Reputation: 1102
I am trying to extract data between a href tags in a Java string. I can acheive this with replace all and substring and with using indexOf etc.
I would like to know how can I get data using regex.
So basically i am trying to extract data and store in a string or in a list.
String data ="12345";
String sampleStr ="";
for(int i=0; i<10; i++) {
data+=i;
sampleStr += "<a href=\"javascript:yyy_getDetail(\'"+data+"\')\">"+data+"</a>"+", ";
}
System.out.println(sampleStr);
String temp = sampleStr.substring(sampleStr.indexOf("\">")+2);
Any suggestion in regard will be appreciated. What should be regex, so i only extract data.
Upvotes: 6
Views: 2028
Reputation: 6609
Please, use a HTML/XML parser instead. Your life would be much easier.
HTML is usually very inconsistent and you can't be sure that it will turn out the way you want it.

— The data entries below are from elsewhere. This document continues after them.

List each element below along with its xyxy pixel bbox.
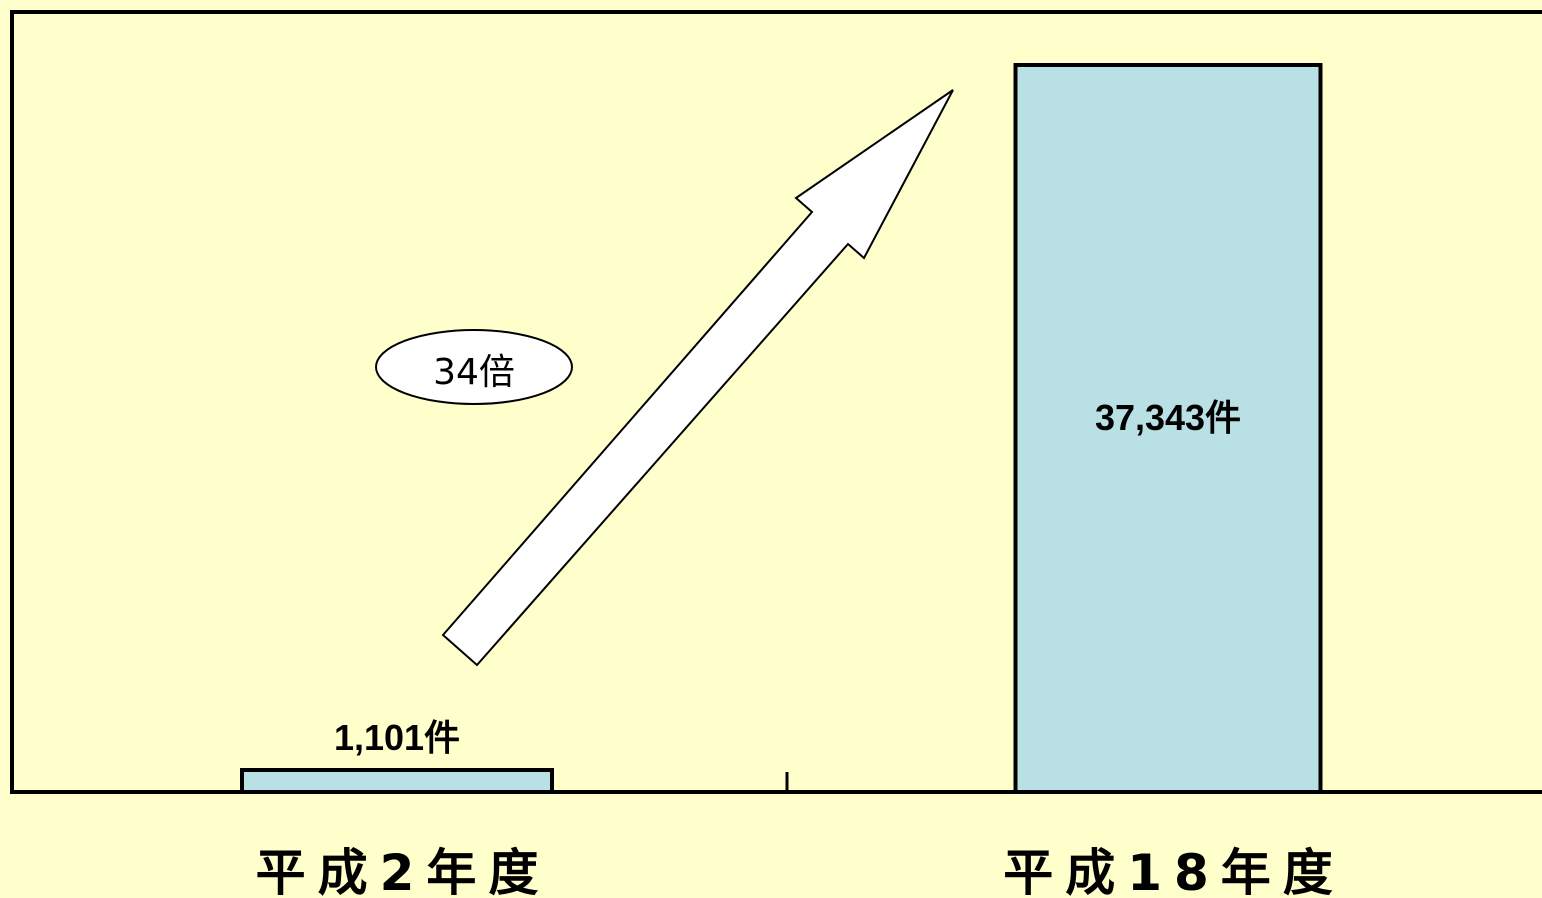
bar-heisei-18: [1013, 63, 1323, 794]
ratio-ellipse: [375, 329, 573, 405]
growth-arrow-icon: [441, 89, 954, 667]
data-label-heisei-2: 1,101件: [334, 717, 460, 758]
ratio-annotation: 34倍: [433, 352, 515, 393]
plot-frame: [10, 10, 1542, 794]
category-label-heisei-18: 平成18年度: [1003, 844, 1345, 898]
data-label-heisei-18: 37,343件: [1095, 397, 1241, 438]
bar-heisei-2: [240, 768, 554, 794]
category-label-heisei-2: 平成2年度: [256, 844, 551, 898]
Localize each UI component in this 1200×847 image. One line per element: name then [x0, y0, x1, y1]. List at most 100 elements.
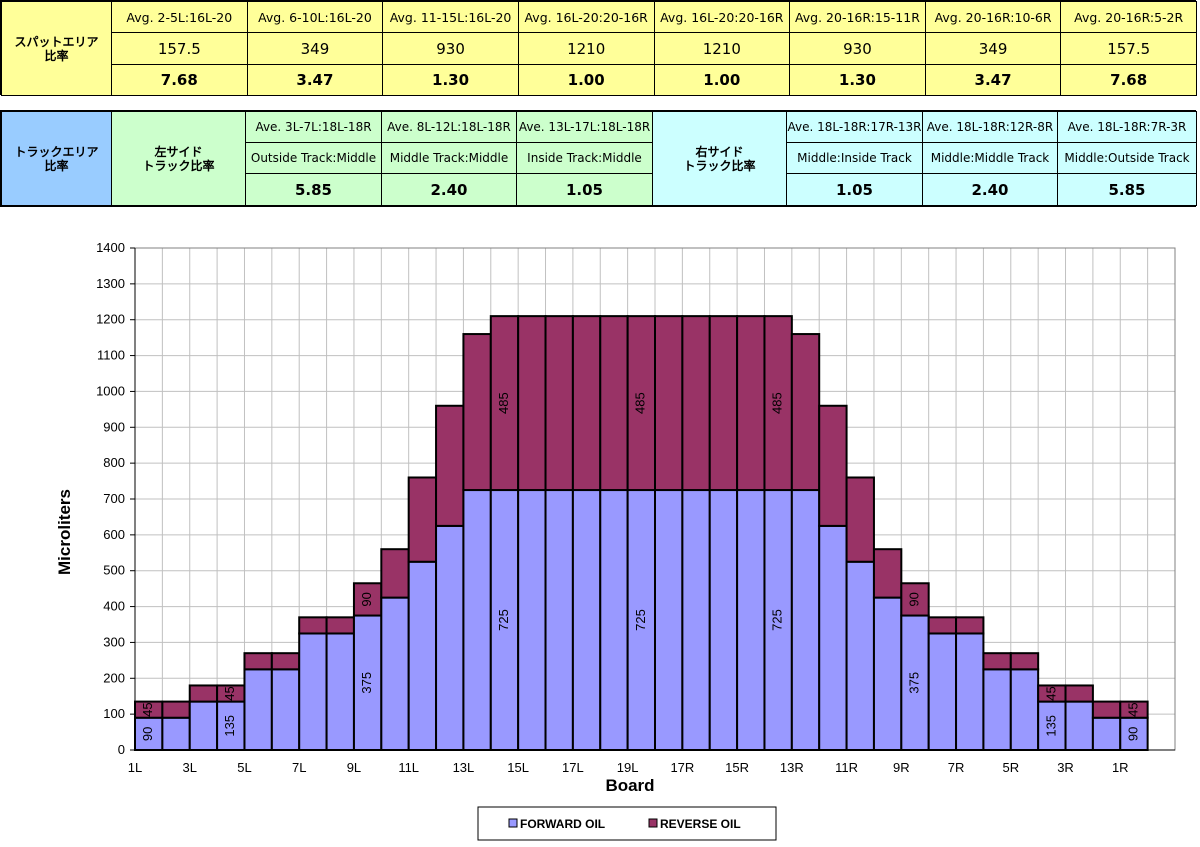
data-label: 485 — [496, 392, 511, 414]
data-label: 485 — [633, 392, 648, 414]
right-subheader: Middle:Inside Track — [786, 142, 923, 174]
bar-reverse-oil — [654, 315, 684, 492]
y-tick-label: 300 — [103, 634, 125, 649]
x-tick-label: 9L — [347, 760, 361, 775]
y-tick-label: 700 — [103, 491, 125, 506]
bar-forward-oil — [270, 668, 301, 752]
y-axis-title: Microliters — [55, 489, 74, 575]
spot-value: 930 — [789, 32, 926, 65]
y-tick-label: 1200 — [96, 312, 125, 327]
spot-ratio: 1.00 — [653, 64, 791, 96]
x-tick-label: 11R — [835, 760, 858, 775]
bar-reverse-oil — [790, 333, 821, 492]
spot-value: 349 — [924, 32, 1062, 65]
bar-reverse-oil — [845, 476, 875, 563]
bar-forward-oil — [927, 632, 958, 752]
bar-forward-oil — [1091, 716, 1122, 752]
data-label: 45 — [1125, 702, 1140, 716]
bar-reverse-oil — [352, 582, 383, 617]
data-label: 135 — [222, 715, 237, 737]
spot-value: 1210 — [653, 32, 791, 65]
data-label: 725 — [633, 609, 648, 631]
bar-reverse-oil — [243, 652, 273, 671]
bar-reverse-oil — [298, 616, 328, 635]
bar-forward-oil — [1009, 668, 1040, 752]
bar-forward-oil — [845, 560, 875, 751]
spot-ratio: 3.47 — [924, 64, 1062, 96]
bar-forward-oil — [900, 614, 930, 751]
bar-reverse-oil — [982, 652, 1012, 671]
bar-forward-oil — [818, 524, 848, 751]
bar-forward-oil — [298, 632, 328, 752]
x-tick-label: 13R — [780, 760, 804, 775]
data-label: 375 — [906, 672, 921, 694]
bar-forward-oil — [352, 614, 383, 751]
bar-reverse-oil — [188, 684, 219, 703]
bar-forward-oil — [599, 489, 629, 751]
y-tick-label: 800 — [103, 455, 125, 470]
left-subheader: Outside Track:Middle — [245, 142, 382, 174]
bar-forward-oil — [517, 489, 547, 751]
spot-header: Avg. 20-16R:10-6R — [924, 1, 1062, 33]
x-tick-label: 3L — [183, 760, 197, 775]
chart-legend: FORWARD OIL REVERSE OIL — [477, 806, 777, 841]
bar-forward-oil — [243, 668, 273, 752]
bar-forward-oil — [872, 596, 903, 751]
x-tick-label: 9R — [893, 760, 910, 775]
data-label: 90 — [359, 592, 374, 606]
right-side-label: 右サイド トラック比率 — [652, 111, 787, 206]
spot-value: 157.5 — [1060, 32, 1197, 65]
bar-reverse-oil — [325, 616, 355, 635]
bar-forward-oil — [407, 560, 438, 751]
bar-forward-oil — [544, 489, 574, 751]
bar-reverse-oil — [1091, 700, 1122, 719]
x-tick-label: 19L — [617, 760, 639, 775]
left-subheader: Middle Track:Middle — [381, 142, 517, 174]
legend-swatch — [648, 818, 658, 828]
bar-reverse-oil — [571, 315, 602, 492]
y-tick-label: 900 — [103, 419, 125, 434]
bar-reverse-oil — [380, 548, 410, 599]
bar-forward-oil — [161, 716, 191, 752]
bar-reverse-oil — [818, 404, 848, 527]
bar-reverse-oil — [681, 315, 711, 492]
chart-data-labels: 90 45 135 45 375 90 725 485 725 485 725 485 375 90 135… — [140, 392, 1140, 741]
right-ratio: 1.05 — [786, 173, 923, 206]
right-ratio: 5.85 — [1057, 173, 1197, 206]
y-axis-ticks: 0 100 200 300 400 500 600 700 800 900 1000 1100 1200… — [96, 240, 135, 757]
legend-box — [477, 806, 777, 841]
bar-forward-oil — [325, 632, 355, 752]
left-ratio: 5.85 — [245, 173, 382, 206]
spot-header: Avg. 16L-20:20-16R — [517, 1, 655, 33]
bar-reverse-oil — [407, 476, 438, 563]
bar-reverse-oil — [626, 315, 657, 492]
bar-reverse-oil — [955, 616, 985, 635]
spot-value: 349 — [246, 32, 384, 65]
spot-header: Avg. 20-16R:5-2R — [1060, 1, 1197, 33]
oil-pattern-chart: 90 45 135 45 375 90 725 485 725 485 725 485 375 90 135… — [55, 240, 1176, 841]
spot-value: 930 — [382, 32, 519, 65]
bar-forward-oil — [462, 489, 492, 751]
legend-label: FORWARD OIL — [520, 817, 605, 831]
bar-reverse-oil — [517, 315, 547, 492]
spot-header: Avg. 11-15L:16L-20 — [382, 1, 519, 33]
x-axis-title: Board — [605, 776, 654, 795]
bar-forward-oil — [681, 489, 711, 751]
y-tick-label: 500 — [103, 563, 125, 578]
bar-reverse-oil — [161, 700, 191, 719]
x-tick-label: 17R — [670, 760, 694, 775]
bar-forward-oil — [188, 700, 219, 752]
track-row-label-text: トラックエリア 比率 — [14, 144, 99, 173]
bar-reverse-oil — [872, 548, 903, 599]
x-tick-label: 15R — [725, 760, 749, 775]
y-tick-label: 0 — [118, 742, 125, 757]
bar-forward-oil — [1064, 700, 1094, 752]
right-ratio: 2.40 — [922, 173, 1058, 206]
left-header: Ave. 8L-12L:18L-18R — [381, 111, 517, 143]
x-tick-label: 13L — [453, 760, 475, 775]
bar-reverse-oil — [270, 652, 301, 671]
data-label: 45 — [1043, 686, 1058, 700]
data-label: 90 — [906, 592, 921, 606]
right-subheader: Middle:Middle Track — [922, 142, 1058, 174]
right-subheader: Middle:Outside Track — [1057, 142, 1197, 174]
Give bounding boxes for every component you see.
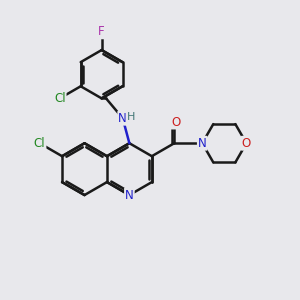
Text: O: O (242, 137, 251, 150)
Text: N: N (125, 188, 134, 202)
Text: N: N (118, 112, 127, 125)
Text: O: O (171, 116, 180, 128)
Text: Cl: Cl (54, 92, 66, 105)
Text: F: F (98, 25, 105, 38)
Text: N: N (198, 137, 207, 150)
Text: Cl: Cl (34, 137, 45, 150)
Text: H: H (127, 112, 135, 122)
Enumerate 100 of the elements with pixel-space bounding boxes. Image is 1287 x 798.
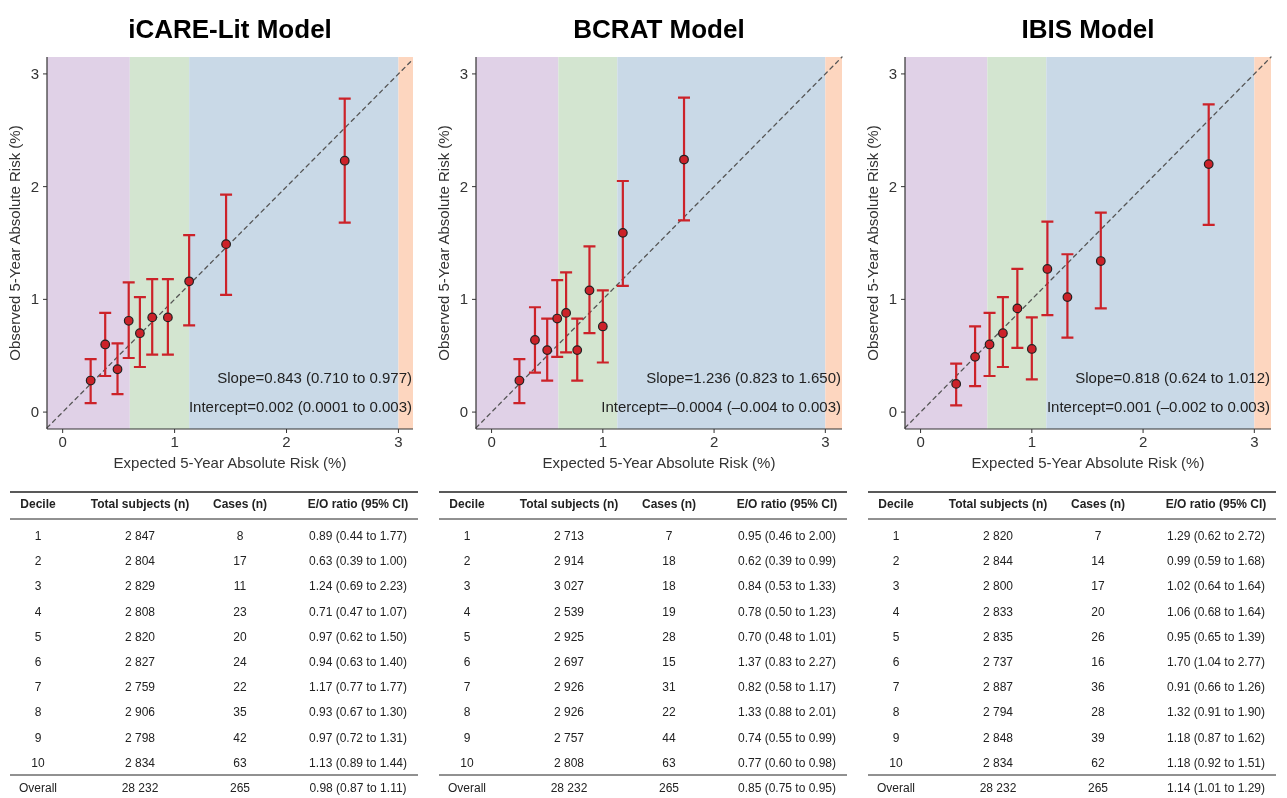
text: 17 (233, 554, 247, 569)
text: 2 926 (553, 705, 585, 720)
y-tick-label: 2 (459, 177, 468, 195)
chart-title: iCARE-Lit Model (128, 14, 332, 44)
text: 3 027 (553, 579, 585, 594)
text: Overall (447, 781, 487, 795)
chart-title: IBIS Model (1021, 14, 1155, 44)
text: 10 (889, 755, 903, 770)
text: 42 (233, 730, 247, 745)
x-tick-label: 3 (1250, 433, 1259, 450)
annotation: Intercept=0.001 (–0.002 to 0.003) (1046, 398, 1270, 415)
x-tick-label: 3 (821, 433, 830, 450)
text: 22 (662, 705, 676, 720)
text: 2 713 (553, 529, 585, 543)
text: 1.06 (0.68 to 1.64) (1166, 604, 1266, 619)
text: 2 794 (982, 705, 1014, 720)
text: Decile (449, 497, 485, 511)
text: 265 (658, 781, 680, 795)
text: 8 (34, 705, 42, 720)
text: 0.98 (0.87 to 1.11) (309, 781, 407, 795)
text: 265 (1087, 781, 1109, 795)
text: 0.70 (0.48 to 1.01) (737, 629, 837, 644)
text: 0.77 (0.60 to 0.98) (737, 755, 837, 770)
x-tick-label: 0 (916, 433, 925, 450)
y-tick-label: 1 (888, 290, 897, 308)
annotation: Slope=1.236 (0.823 to 1.650) (646, 369, 841, 386)
x-axis-title: Expected 5-Year Absolute Risk (%) (542, 454, 776, 471)
text: 1.37 (0.83 to 2.27) (737, 655, 837, 669)
x-tick-label: 0 (58, 433, 67, 450)
point (970, 351, 980, 362)
point (100, 339, 111, 350)
text: 9 (463, 730, 471, 745)
point (1095, 256, 1106, 266)
point (514, 375, 525, 386)
y-tick-label: 3 (30, 64, 39, 82)
text: 5 (34, 629, 42, 644)
text: 2 800 (982, 579, 1014, 594)
x-tick-label: 2 (282, 433, 291, 450)
text: 2 697 (553, 655, 585, 669)
text: 11 (233, 579, 247, 594)
text: 63 (233, 755, 247, 770)
text: 22 (233, 680, 247, 695)
annotation: Slope=0.843 (0.710 to 0.977) (217, 369, 412, 386)
text: 18 (662, 579, 676, 594)
point (998, 328, 1008, 339)
point (1012, 303, 1023, 314)
text: 20 (233, 629, 247, 644)
text: 2 844 (982, 554, 1014, 569)
x-tick-label: 3 (394, 433, 403, 450)
text: 0.74 (0.55 to 0.99) (737, 730, 837, 745)
text: 16 (1091, 655, 1105, 669)
point (552, 313, 563, 324)
text: 0.84 (0.53 to 1.33) (737, 579, 837, 594)
text: 1.17 (0.77 to 1.77) (308, 680, 408, 695)
text: 0.99 (0.59 to 1.68) (1166, 554, 1266, 569)
y-axis-title: Observed 5-Year Absolute Risk (%) (864, 125, 881, 361)
text: 0.82 (0.58 to 1.17) (737, 680, 837, 695)
point (1042, 264, 1053, 274)
text: 20 (1091, 604, 1105, 619)
text: Cases (n) (212, 497, 268, 511)
text: 44 (662, 730, 676, 745)
y-tick-label: 0 (888, 403, 897, 421)
x-tick-label: 1 (598, 433, 607, 450)
y-tick-label: 3 (459, 64, 468, 82)
text: Cases (n) (641, 497, 697, 511)
y-tick-label: 3 (888, 64, 897, 82)
point (679, 154, 689, 165)
text: 2 847 (124, 529, 156, 543)
point (597, 321, 608, 332)
text: 2 833 (982, 604, 1014, 619)
text: 2 926 (553, 680, 585, 695)
point (162, 312, 173, 323)
text: 17 (1091, 579, 1105, 594)
text: 0.95 (0.65 to 1.39) (1166, 629, 1266, 644)
text: 8 (463, 705, 471, 720)
text: 0.97 (0.72 to 1.31) (308, 730, 408, 745)
point (561, 307, 572, 318)
text: 63 (662, 755, 676, 770)
text: 6 (463, 655, 471, 669)
text: 2 835 (982, 629, 1014, 644)
point (135, 328, 145, 339)
point (1026, 344, 1037, 354)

There's actually a famous answer regarding this, at RegEx match open tags except XHTML self-contained tags
You should take a look at Best XML parser for Java for your options if you choose to use a HTML/XML parser :)
Upvotes: 1
Reputation: 13033
Here is an example for your needs. Note, that the full match will contain the string with anchor tags and your searched content is in the group 1
.
String data ="12345";
String sampleStr ="";
for(int i=0; i<10; i++)
{
data+=i;
sampleStr += "<a href=\"javascript:yyy_getDetail(\'"+data+"\')\">"+data+"</a>"+", ";
}
Pattern pattern = Pattern.compile("<a[^>]*>(.*?)</a>");
Matcher matcher = pattern.matcher(sampleStr );
while (matcher.find())
{
System.out.println("Result "+ matcher.group(1));
}
Upvotes: 3